In the Wild Light
- First edition hardcover image of In the Wild Light by Jeff Zentner
- Author: Jeff Zentner
- Language: English
- Genre: Romance novel, Bildungsroman
- Publisher: Crown Books for Young Readers
- Publication date: August 10, 2021
- Pages: 432
- Award: Amelia Elizabeth Walden Award
- ISBN: 978-1-524-72024-7

= In the Wild Light =

2021 young adult novel by Jeff Zentner

In the Wild Light is a 2021 coming-of-age novel by award-winning American author Jeff Zentner. In 2022, In the Wild Light won the Amelia Elizabeth Walden Award for young adult novels. It was also in the 2021 Cybils Young Adult fiction finalists, the 2021 AML award Young Adult Novel finalists, and the 2021 Earphone Award for its audiobook read by Michael Crouch. The Young Adult Library Services Association listed it in the Top Ten Best Fiction for Young Adults in 2022. The novel is described as a spiritual sequel to his previous award-winning book The Serpent King.

The writing of this book, including writing poetry the characters write and reflect on, consequently inspired Zentner to write a novel of verse Sunrise Nights with author Brittany Cavallaro who has a M.F.A in poetry from the University of Wisconsin-Madison.

== Plot Summary ==
Cash Pruitt and Delaney Doyle are in their sophomore year of high school and residents of Sawyer, Tennessee. Delaney, an early science prodigy, discovers mold that feeds on antibiotic-resistant bacteria in a local cave, and is offered a full-ride scholarship to the prestigious Middleford Academy in Connecticut. They are best friends, bonded through love and loss, but once Delaney leaves their small world, it is up to Cash to follow her somewhere new and care for the old town they're leaving while writing his own story.

== Story ==
After Delaney and Cash go canoeing on a river, they find mold in a cave and take samples. Delaney goes to the lab at her school, tests it, ans she identifies it can kill antibiotic-resisting bacteria. The mold is named after her: Pennicilium delanum. As she gains fame she gets an offer from a boarding school called Middleford Academy in New Canaan, Connecticut. She only accepts when it also offers Cash the same scholarship. For him, he struggles to leave his roots, eventually deciding himself after a talk with his grandparents and his Aunt Betsy. They both have to repeat sophomore year which they were told often happened.

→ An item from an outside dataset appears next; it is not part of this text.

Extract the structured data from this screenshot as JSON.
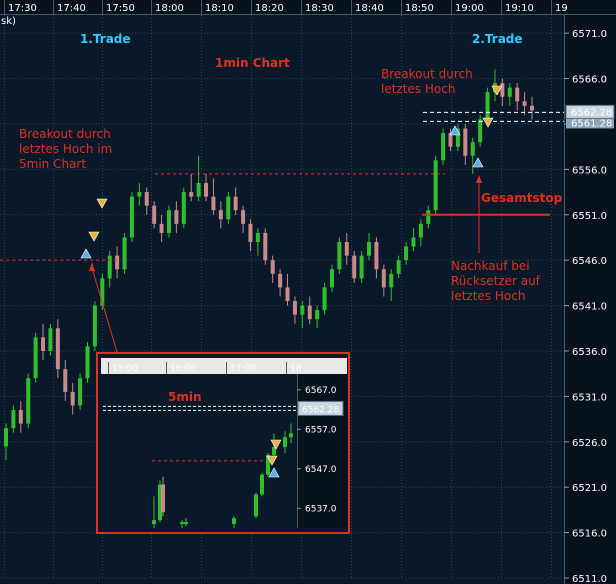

As the school year begins, he is scared to disappoint his grandparents and does not want to let them down. Delaney thrives, but Cash feels succumbed by the amount of work every day. He becomes friends with Alex and Viviani. He joins the crew and due to Dr. Adkins, his poetry teacher, he discovers that he has a talent for writing. It brings him solace and after his grandfather's death, he takes refuge in his notebook.

Cash takes the first flight to Knoxville and goes to the hospital where his grandfather is being held. That evening Delaney rushes in with a jar of Pennicilium delanum to try to save him, but a security guard and the doctor holds her back. A few hours later, he dies. The next day, Cash, Delaney and Cash's grandmother canoe down the river next to their town and scatter Cash's grandfather's ashes. The next day, the two friends return to Middleford. The next few months pass mournfully as he struggles with school.

One day, Cash discovers a girl unconscious in his room with his roommate Tripp attempting to sexually assault her. Cash attempts to report this but gets knocked against a wall and is taken to the hospital. Delaney comes to see him and tells him she had always been in love with him. He understands that he also was and they kiss. After that, the head of the school - Dr. Archampong - comes in and tells Cash that he is not expelled as he thought he would be but instead he is appreciated by the school for his act of courage.